In 1918, as a cub reporter, he was walking his beat at the Statheouse - the machinery of Indiana's government was grinding away monotonously, and Early's eyes rose to the 82 bronze plaques of famous Hoosiers in the Statheouse rotunda. He was intrigued, for he had heard of only two of them, and his subsequent investigations uncovered a racket in which a phony press club solicited the descendants of the "Honored Hoosiers" to immortalize, at a substantial fee, their undistinguished ancestors. Within minutes of the first edition of the Star hitting the streets the governor had sent workmen to remove the plaques, and by the next morning the marble walls were bare.

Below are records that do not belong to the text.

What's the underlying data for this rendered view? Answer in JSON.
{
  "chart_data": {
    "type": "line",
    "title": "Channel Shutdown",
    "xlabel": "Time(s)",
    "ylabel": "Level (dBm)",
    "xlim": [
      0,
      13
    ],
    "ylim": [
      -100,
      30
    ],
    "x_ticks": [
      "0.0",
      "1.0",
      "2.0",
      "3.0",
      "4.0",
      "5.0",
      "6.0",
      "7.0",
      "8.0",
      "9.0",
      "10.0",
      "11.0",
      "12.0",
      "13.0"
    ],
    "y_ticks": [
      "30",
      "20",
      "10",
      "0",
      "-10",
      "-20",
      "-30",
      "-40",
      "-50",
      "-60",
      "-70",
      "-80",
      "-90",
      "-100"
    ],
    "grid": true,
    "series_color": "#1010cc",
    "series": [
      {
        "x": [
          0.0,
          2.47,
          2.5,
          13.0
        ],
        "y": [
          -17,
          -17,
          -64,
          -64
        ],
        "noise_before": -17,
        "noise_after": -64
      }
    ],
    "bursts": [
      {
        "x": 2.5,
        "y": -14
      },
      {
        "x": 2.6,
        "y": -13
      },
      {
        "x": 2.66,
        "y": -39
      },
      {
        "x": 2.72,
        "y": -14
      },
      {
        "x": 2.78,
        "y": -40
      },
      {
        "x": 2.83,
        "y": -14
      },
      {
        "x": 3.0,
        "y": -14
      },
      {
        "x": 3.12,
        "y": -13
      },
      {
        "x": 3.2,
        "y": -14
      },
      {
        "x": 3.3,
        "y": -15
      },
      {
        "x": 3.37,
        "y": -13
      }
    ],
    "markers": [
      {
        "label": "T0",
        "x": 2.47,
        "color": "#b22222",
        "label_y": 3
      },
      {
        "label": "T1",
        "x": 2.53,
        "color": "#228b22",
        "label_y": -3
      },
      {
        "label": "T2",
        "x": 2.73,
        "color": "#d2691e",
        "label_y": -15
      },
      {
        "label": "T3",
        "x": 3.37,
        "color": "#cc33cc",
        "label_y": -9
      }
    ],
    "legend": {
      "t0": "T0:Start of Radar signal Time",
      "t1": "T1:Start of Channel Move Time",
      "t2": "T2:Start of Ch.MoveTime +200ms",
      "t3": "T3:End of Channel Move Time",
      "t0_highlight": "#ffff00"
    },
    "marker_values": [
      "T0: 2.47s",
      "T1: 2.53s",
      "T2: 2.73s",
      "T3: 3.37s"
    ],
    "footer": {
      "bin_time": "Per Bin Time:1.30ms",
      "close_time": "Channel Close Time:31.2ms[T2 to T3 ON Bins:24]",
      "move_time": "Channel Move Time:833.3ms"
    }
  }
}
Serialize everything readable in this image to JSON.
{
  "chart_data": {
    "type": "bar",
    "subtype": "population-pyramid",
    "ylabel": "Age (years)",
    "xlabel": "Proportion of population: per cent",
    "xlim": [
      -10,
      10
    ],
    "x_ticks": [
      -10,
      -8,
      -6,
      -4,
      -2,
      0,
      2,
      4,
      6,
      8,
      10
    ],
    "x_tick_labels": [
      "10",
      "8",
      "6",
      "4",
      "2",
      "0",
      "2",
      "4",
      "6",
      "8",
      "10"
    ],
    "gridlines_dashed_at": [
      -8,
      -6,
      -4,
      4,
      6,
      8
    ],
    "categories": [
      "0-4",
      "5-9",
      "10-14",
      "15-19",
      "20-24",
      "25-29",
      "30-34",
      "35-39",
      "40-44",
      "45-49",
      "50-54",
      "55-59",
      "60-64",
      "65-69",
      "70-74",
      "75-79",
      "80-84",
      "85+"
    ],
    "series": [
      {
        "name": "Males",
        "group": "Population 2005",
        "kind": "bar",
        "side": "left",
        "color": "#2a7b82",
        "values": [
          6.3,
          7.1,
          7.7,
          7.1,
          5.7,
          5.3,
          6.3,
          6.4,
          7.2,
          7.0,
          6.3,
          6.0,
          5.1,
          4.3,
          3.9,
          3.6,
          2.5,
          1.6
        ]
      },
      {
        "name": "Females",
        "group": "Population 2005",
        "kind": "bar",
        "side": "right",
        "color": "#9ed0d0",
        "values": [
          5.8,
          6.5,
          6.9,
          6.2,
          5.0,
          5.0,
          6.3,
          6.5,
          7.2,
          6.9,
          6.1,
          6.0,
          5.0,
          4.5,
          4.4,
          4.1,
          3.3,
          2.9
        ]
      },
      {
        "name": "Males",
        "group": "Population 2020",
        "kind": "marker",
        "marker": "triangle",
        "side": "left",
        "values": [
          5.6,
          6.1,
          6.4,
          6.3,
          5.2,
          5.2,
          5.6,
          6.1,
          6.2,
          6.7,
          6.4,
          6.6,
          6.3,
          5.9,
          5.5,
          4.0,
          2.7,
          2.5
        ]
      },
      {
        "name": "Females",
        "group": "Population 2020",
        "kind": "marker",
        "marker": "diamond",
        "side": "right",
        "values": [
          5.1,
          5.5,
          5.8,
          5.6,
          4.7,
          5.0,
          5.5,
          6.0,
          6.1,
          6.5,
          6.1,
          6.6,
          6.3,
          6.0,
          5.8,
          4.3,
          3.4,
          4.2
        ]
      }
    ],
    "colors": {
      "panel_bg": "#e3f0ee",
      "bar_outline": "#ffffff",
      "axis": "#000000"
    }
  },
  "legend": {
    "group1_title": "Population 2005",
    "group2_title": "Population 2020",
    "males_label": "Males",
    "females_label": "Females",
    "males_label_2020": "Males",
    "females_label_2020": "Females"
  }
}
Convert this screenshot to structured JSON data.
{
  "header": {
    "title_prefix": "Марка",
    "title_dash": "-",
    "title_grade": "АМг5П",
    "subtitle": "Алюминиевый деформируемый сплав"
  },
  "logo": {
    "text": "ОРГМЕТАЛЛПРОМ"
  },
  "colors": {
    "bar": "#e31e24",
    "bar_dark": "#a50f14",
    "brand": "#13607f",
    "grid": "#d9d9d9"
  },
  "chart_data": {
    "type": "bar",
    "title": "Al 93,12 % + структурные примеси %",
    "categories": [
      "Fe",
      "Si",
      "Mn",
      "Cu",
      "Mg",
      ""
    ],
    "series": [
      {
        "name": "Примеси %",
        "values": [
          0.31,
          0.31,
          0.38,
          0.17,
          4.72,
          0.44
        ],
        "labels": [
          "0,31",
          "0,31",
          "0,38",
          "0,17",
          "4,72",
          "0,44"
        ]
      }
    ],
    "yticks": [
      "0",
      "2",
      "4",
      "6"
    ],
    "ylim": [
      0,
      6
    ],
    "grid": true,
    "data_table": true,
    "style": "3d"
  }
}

Maurice Early was the first reporter to be assigned full-time to chronicle Hoosier politics, and he became a leading authority on Indiana government long before he began writing his column, The Day in the Legislature, in January 1939. When the general assembly adjourned, the column was renamed The Day in Indiana and under this title it ran from March 16, 1939 to January 8, 1954. Early emphasized the need for such government agencies as the State Tax Board, the Public Service Commission, the State Highway and Conservation Boards, and a State Legislature Bureau, all of which were established by legislature sessions, which he reported. He was a member of Sigma Delta Chi and in 1934 was a founder and first president of the Indianapolis Press Club. One of his primary interests was public health, and his presentation of public health problems won him a distinguished service award from the Indiana Public Health Association.
Maurice Early died on February 5, 1954, less than a month after he wrote his last column.